Background: The mechanism of synaptic loss in Alzheimer's disease is poorly understood and may be associated with tau pathology. In this combined positron emission tomography (PET) and magnetoencephalography (MEG) study, we aimed to investigate spatial associations between regional tau pathology ([18F]flortaucipir PET), synaptic density (synaptic vesicle 2A [11C]UCB-J PET) and synaptic function (MEG) in Alzheimer's disease.

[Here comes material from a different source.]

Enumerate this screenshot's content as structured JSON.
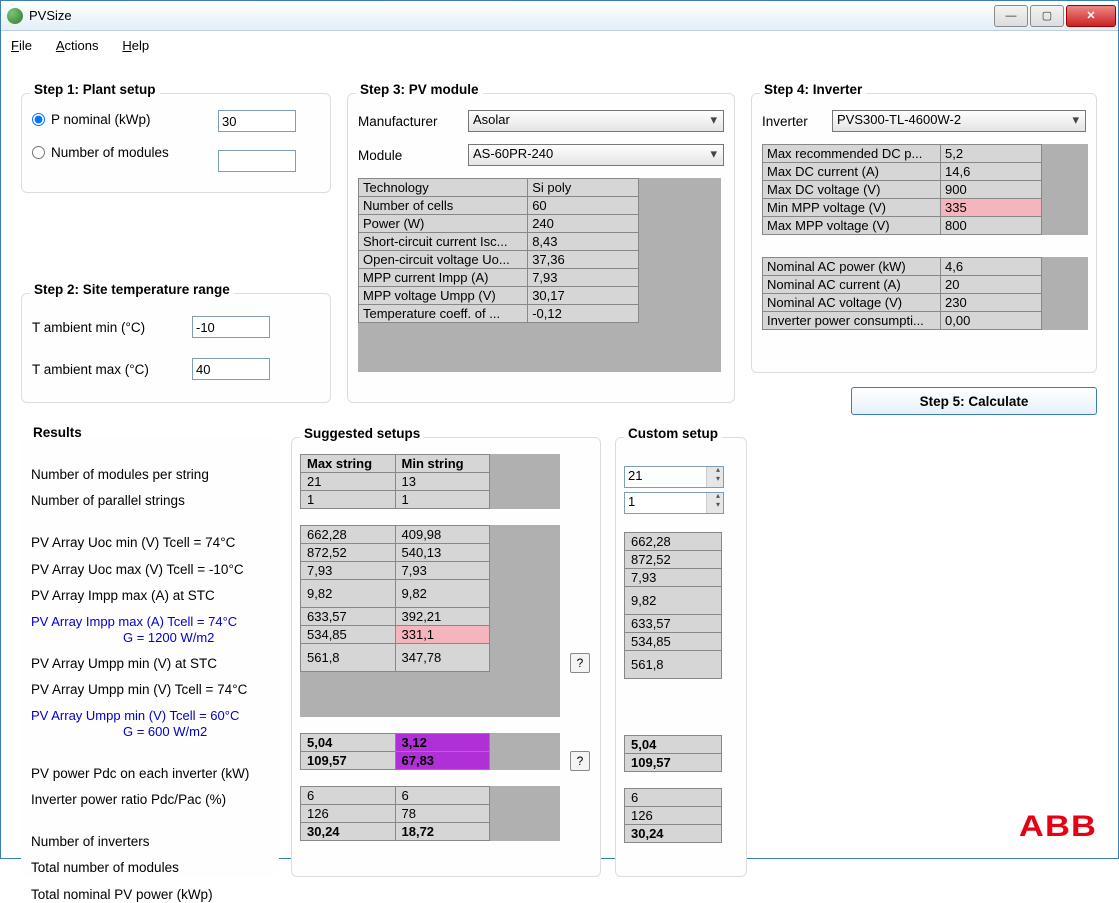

Methods: Seven amyloid-positive Alzheimer's disease subjects from the Amsterdam Dementia Cohort underwent dynamic 130-min [18F]flortaucipir PET, dynamic 60-min [11C]UCB-J PET with arterial sampling and 2 × 5-min resting-state MEG measurement. [18F]flortaucipir- and [11C]UCB-J-specific binding (binding potential, BPND) and MEG spectral measures (relative delta, theta and alpha power; broadband power; and peak frequency) were assessed in cortical brain regions of interest. Associations between regional [18F]flortaucipir BPND, [11C]UCB-J BPND and MEG spectral measures were assessed using Spearman correlations and generalized estimating equation models.
Results: Across subjects, higher regional [18F]flortaucipir uptake was associated with lower [11C]UCB-J uptake. Within subjects, the association between [11C]UCB-J and [18F]flortaucipir depended on within-subject neocortical tau load; negative associations were observed when neocortical tau load was high, gradually changing into opposite patterns with decreasing neocortical tau burden. Both higher [18F]flortaucipir and lower [11C]UCB-J uptake were associated with altered synaptic function, indicative of slowing of oscillatory activity, most pronounced in the occipital lobe.
Conclusions: These results indicate that in Alzheimer's disease, tau pathology is closely associated with reduced synaptic density and synaptic dysfunction.
Keywords: Alzheimer; MEG; PET; Synaptic density; Synaptic function; Tau.